Sample timeline of a phased approach for buying a healthcare analytics platform
Consider the following in the time required to buying the platform:
- Platform configuration: User setup, risk algorithms, quality measures, reports and dashboards, provider org anization structure, contract structure
- High-priority data source integration: Access, installation, review, and go-live of data sources
- High-priority module implementation: managing potential data bottle necks, data storage, and end-user training
- Additional scope: Average client implementations can be between 6–12 months as large connector data volumes may increase the timeline
The 'buy' option often goes faster than building from scratch, but it still takes time for a ready-made data platform to become fully operational within an organization. It's important to consider the length of initial set-up and configuration, plus anticipated or unanticipated delays like data bottle necks and user trainings.
2. Managing capital and operational costs (CapEx / OpEx)
Healthcare organizations often pay excessive costs for application development, vendors’ services, and legacy maintenance. Managing capital — how much can you allocate to R&D for initial procurement?
- Managing multiple contracts: Working with multiple vendors can be time-consuming and riddled with unexpected costs
- Staffing: A software engineer’s base salary alone can start at $150k, and the more complex your software, the higher your staffing costs
- Storage: Each user on your platform will need ample storage space, and to avoid data volume charges, you’ll need to design and implement strict data governance practices
- Maintenance: An ongoing expense that will trail your data platform every time you maintain or update it
By contrast, choosing to buy an option already on-market eliminates this potential waste of time and resources. Though 'buy' comes with a different set of considerations, outsourcing concerns like staffing and storage can lessen the burden on an organization.
HCOs are vying for technical resources in a highly competitive market. Staffing raises a unique set of concerns, including:
- Hiring: The average timeline for hiring a software engineer is 60-65 days (with a full recruiting team in place).
- Compensation: Competing with a vast landscape of tech companies means providing high salaries, equity, and benefits.
- Volume: You’ll need a full team of software developers, connectors, and operations experts with 1-2 people per area. That quickly amounts to millions of dollars per year for a functioning team. Contractors often have limited availability, and can command as much as $175-$210 per hour.
There are lots of technical decisions to make and vendors to evaluate when it comes to stitching together the healthcare data platform.
- Which cloud computing platform? Azure vs. AWS vs. on-premises hosted?
- Which strategy is right for my data? Data lake, data warehouse, NoSQL?

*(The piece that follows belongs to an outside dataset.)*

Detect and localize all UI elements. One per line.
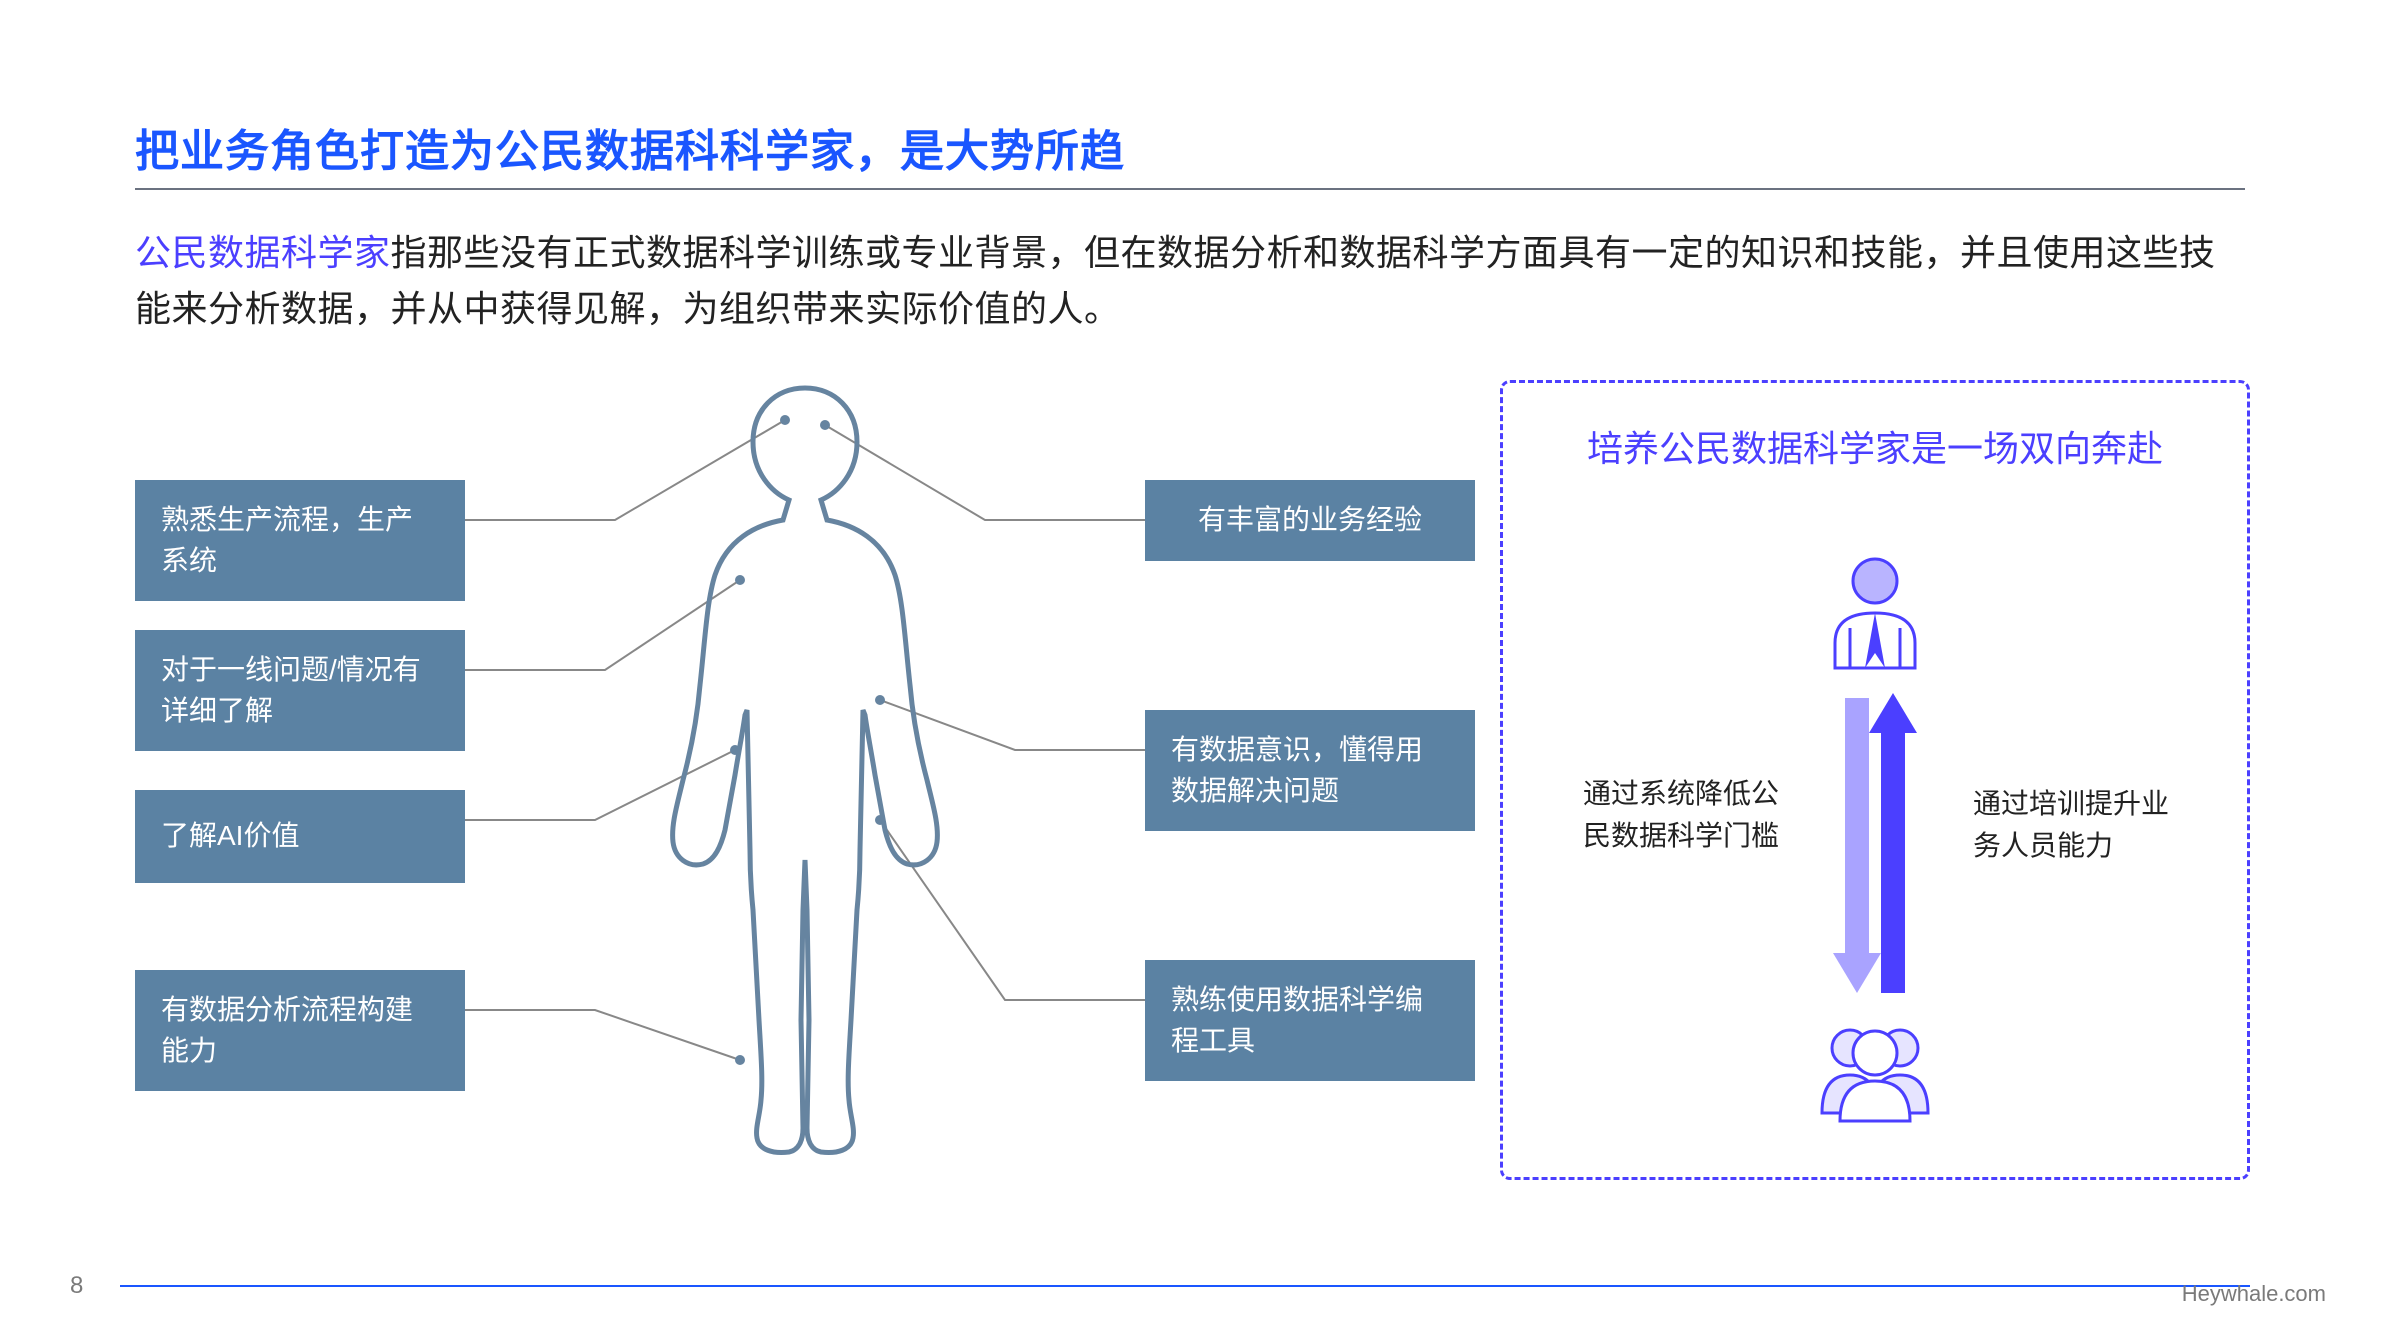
trait-box-left-4: 有数据分析流程构建能力 [135,970,465,1091]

- What considerations do I need to make for my users? Do we need a semantic layer of data organization for end-users?
- How do you stay on top of changing data standards and requirements? Master data management. Interoperability and a massive data asset requires a common set of data standards and ongoing management.
- How will you manage extract, transform, load / extract, load, transform pipelines (ETL/ELT)? Should we rely on third parties to transform the data? What is the organizational cost of doing this ourselves?
- How do you ensure proper use of the data and data governance? How do you actively manage storage costs?
- Which power business intelligence tools do you use? How will they work with my data lake strategy?